All’inizio il lockdown è una totale liberazione: mi toglie l’ansia dalle spalle, è una sensazione bellissima. Sono a casa, al sicuro, niente può succedere. La mia depressione però peggiora vertiginosamente dopo i primi mesi. Avevo negato che quella che stavo vivendo, che tutti stavamo vivendo, fosse una situazione negativa, dimenticando che due mali sommati non fanno un bene.
Infatti pago il prezzo più alto in termini di salute mentale e nel 2022 inizio finalmente a prendere un antidepressivo. Dopo un anno, assieme a un nuovo percorso di terapia, riesco finalmente a risollevarmi. Mi sento come se fossi uscita da un coma, come se dovessi imparare nuovamente a camminare.
L’universo, però, ha in serbo qualcosa: un pomeriggio d’estate, mentre mi dedico a fornire supporto telefonico ai miei fratelli come faccio sempre, una mia amica mi ascolta parlare e mi dice una cosa che sulle prime non capisco.
“Hai mai pensato di fare il coach?”
Io non avevo idea di cosa fosse un coach, ma lei non è italiana e al contrario di me ne conosce già diversi, che si occupano di svariate nicchie. Mi spiega che, a suo dire, io ho un talento naturale e potrei studiare per affinarlo, che questo lavoro sarebbe molto adatto a me. La ringrazio ma resto confusa, non avevo idea che esistesse un lavoro del genere e devo capirne di più.

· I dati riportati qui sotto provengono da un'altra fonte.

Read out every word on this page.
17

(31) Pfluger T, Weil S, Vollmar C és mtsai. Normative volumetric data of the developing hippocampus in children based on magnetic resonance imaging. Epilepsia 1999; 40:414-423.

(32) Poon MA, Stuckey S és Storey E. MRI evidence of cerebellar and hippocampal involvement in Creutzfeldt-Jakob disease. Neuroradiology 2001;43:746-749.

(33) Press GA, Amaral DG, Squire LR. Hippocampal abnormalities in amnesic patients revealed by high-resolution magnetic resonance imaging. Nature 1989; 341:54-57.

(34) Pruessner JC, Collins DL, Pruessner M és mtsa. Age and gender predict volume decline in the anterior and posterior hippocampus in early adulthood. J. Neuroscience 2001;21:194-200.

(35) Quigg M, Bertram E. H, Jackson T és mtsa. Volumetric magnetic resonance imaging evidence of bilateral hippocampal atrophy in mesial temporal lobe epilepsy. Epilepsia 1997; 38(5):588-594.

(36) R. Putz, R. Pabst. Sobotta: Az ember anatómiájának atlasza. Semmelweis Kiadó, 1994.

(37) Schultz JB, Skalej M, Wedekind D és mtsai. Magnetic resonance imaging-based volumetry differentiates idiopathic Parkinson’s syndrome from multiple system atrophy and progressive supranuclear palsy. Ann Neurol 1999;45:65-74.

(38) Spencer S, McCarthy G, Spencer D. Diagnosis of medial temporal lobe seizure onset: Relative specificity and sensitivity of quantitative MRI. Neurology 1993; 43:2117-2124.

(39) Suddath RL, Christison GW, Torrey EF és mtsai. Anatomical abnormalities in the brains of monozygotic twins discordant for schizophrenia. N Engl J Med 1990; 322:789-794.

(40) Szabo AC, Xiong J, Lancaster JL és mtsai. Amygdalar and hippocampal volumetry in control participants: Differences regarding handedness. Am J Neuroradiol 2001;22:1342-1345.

Trascorro il resto dell’estate a documentarmi e alla fine prendo una decisione: mi iscrivo al Master universitario in Health coaching e programmazione Neuro Linguistica dell’università di Chieti – Pescara.
Perché Health coaching? Semplice: dopo una giovinezza rovinata dall’ossessione per la performance ho imparato che non c’è niente di più importante del benessere, fisico e mentale. Avendo provato sulla mia pelle i danni devastanti della depressione e dei disturbi alimentari (sì, ci sono anche quelli, ma non volevo che il racconto virasse sul Dickensiano), mi sarei sentita un’ipocrita a focalizzarmi sulle più note (e remunerative) nicchie di business o career coaching, le mie priorità erano cambiate e volevo apprendere degli strumenti che mi permettessero di aiutare altri che avessero attraversato il mio stesso inferno (o uno simile).
Il 2023 è l’anno della svolta: il master non è solo un master, ma si rivela anche un utilissimo percorso personale, che mi aiuta a vedere chiaramente dove voglio andare. Termino il percorso nel 2024 e divento un coach, con lo sguardo già in avanti al prossimo obiettivo: tornare alle origini e prendere finalmente quella laurea in Psicologia rimasta nel cassetto degli incompiuti. Attualmente ci sto lavorando.
Questo è il percorso assolutamente non lineare che mi ha portato dove sono adesso, a conferma del fatto che le strade tortuose conducono ai panorami migliori.